La Tribune de  Jean Lévy

jean-levyNotre président, Nicolas Sarkozy, enrage : le double veto russe et chinois lui interdit toute aventure militaire en Syrie sous couvert de l’ONU. Pourtant, il la souhaite sa guéguerre contre Bechar El-Asad. C’est devenu presque obsessionnel.  Son enthousiasme rappelle celui de l’Europe féodale, quand celle-ci  lançait ses croisades contre l’Infidèle.

Et pour justifier cette rage d’en découdre, lui et ses « chiens de garde » développent leur campagne acharnée contre les dirigeants syriens, désignés quotidiennement à la vindicte publique.

Parmi les invectives les plus répandues, l’affirmation selon laquelle Bechar El-Asad ose « massacrer son propre peuple ».

Certes,  l’histoire récente semble nous prouver que « massacrer un peuple étranger » n’est pas en soi condamnable. S’il en était autrement, les présidents des Etats-Unis auraient tous fini à Amsterdam, accusés  par le Tribunal Pénal International de « crimes contre l’humanité ».

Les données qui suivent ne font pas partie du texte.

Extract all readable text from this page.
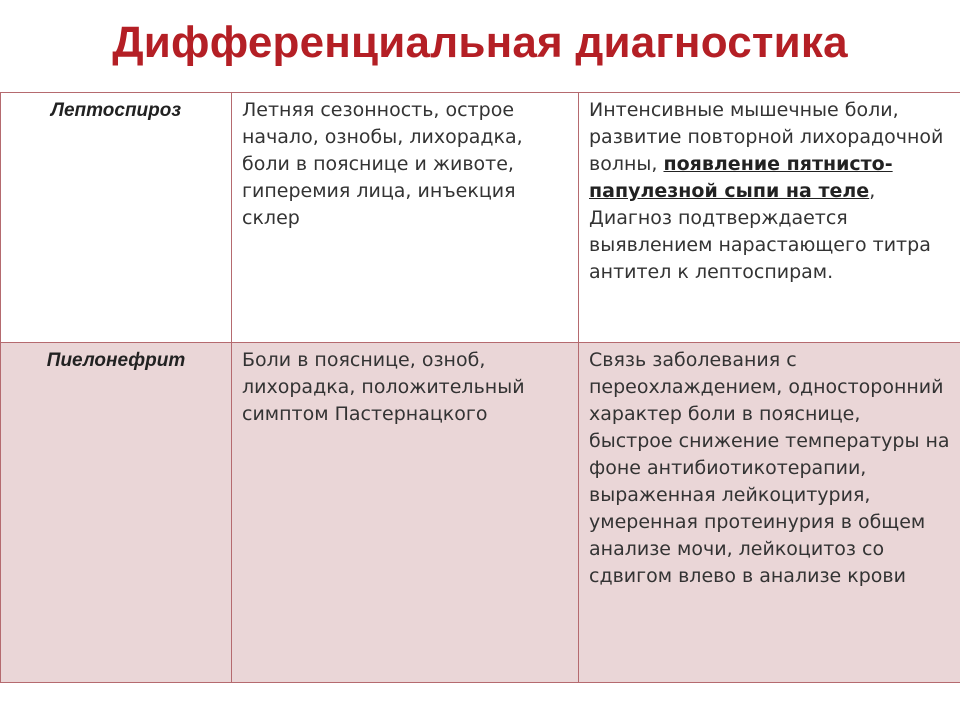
Дифференциальная диагностика
Лептоспироз	Летняя сезонность, острое начало, ознобы, лихорадка, боли в пояснице и животе, гиперемия лица, инъекция склер	Интенсивные мышечные боли, развитие повторной лихорадочной волны, появление пятнисто-папулезной сыпи на теле, Диагноз подтверждается выявлением нарастающего титра антител к лептоспирам.

Пиелонефрит	Боли в пояснице, озноб, лихорадка, положительный симптом Пастернацкого	Связь заболевания с переохлаждением, односторонний характер боли в пояснице, быстрое снижение температуры на фоне антибиотикотерапии, выраженная лейкоцитурия, умеренная протеинурия в общем анализе мочи, лейкоцитоз со сдвигом влево в анализе крови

La liste des Etats souverains agressés par l’US Army,  depuis que les USA  existent, remplirait toute cette chronique.

Aussi, il est plus prudent de s’en tenir au seul crime inadmissible : faire la guerre « à son peuple ». Pourtant, sur ce chapitre, Nicolas Sarkozy devrait se rappeler l’histoire de France. Les exemples ne manquent pas où la classe dominante de l’époque, et ses fidèles exécutants, se faisaient un plaisir de « massacrer son propre peuple », y compris avec l’aide de l’étranger.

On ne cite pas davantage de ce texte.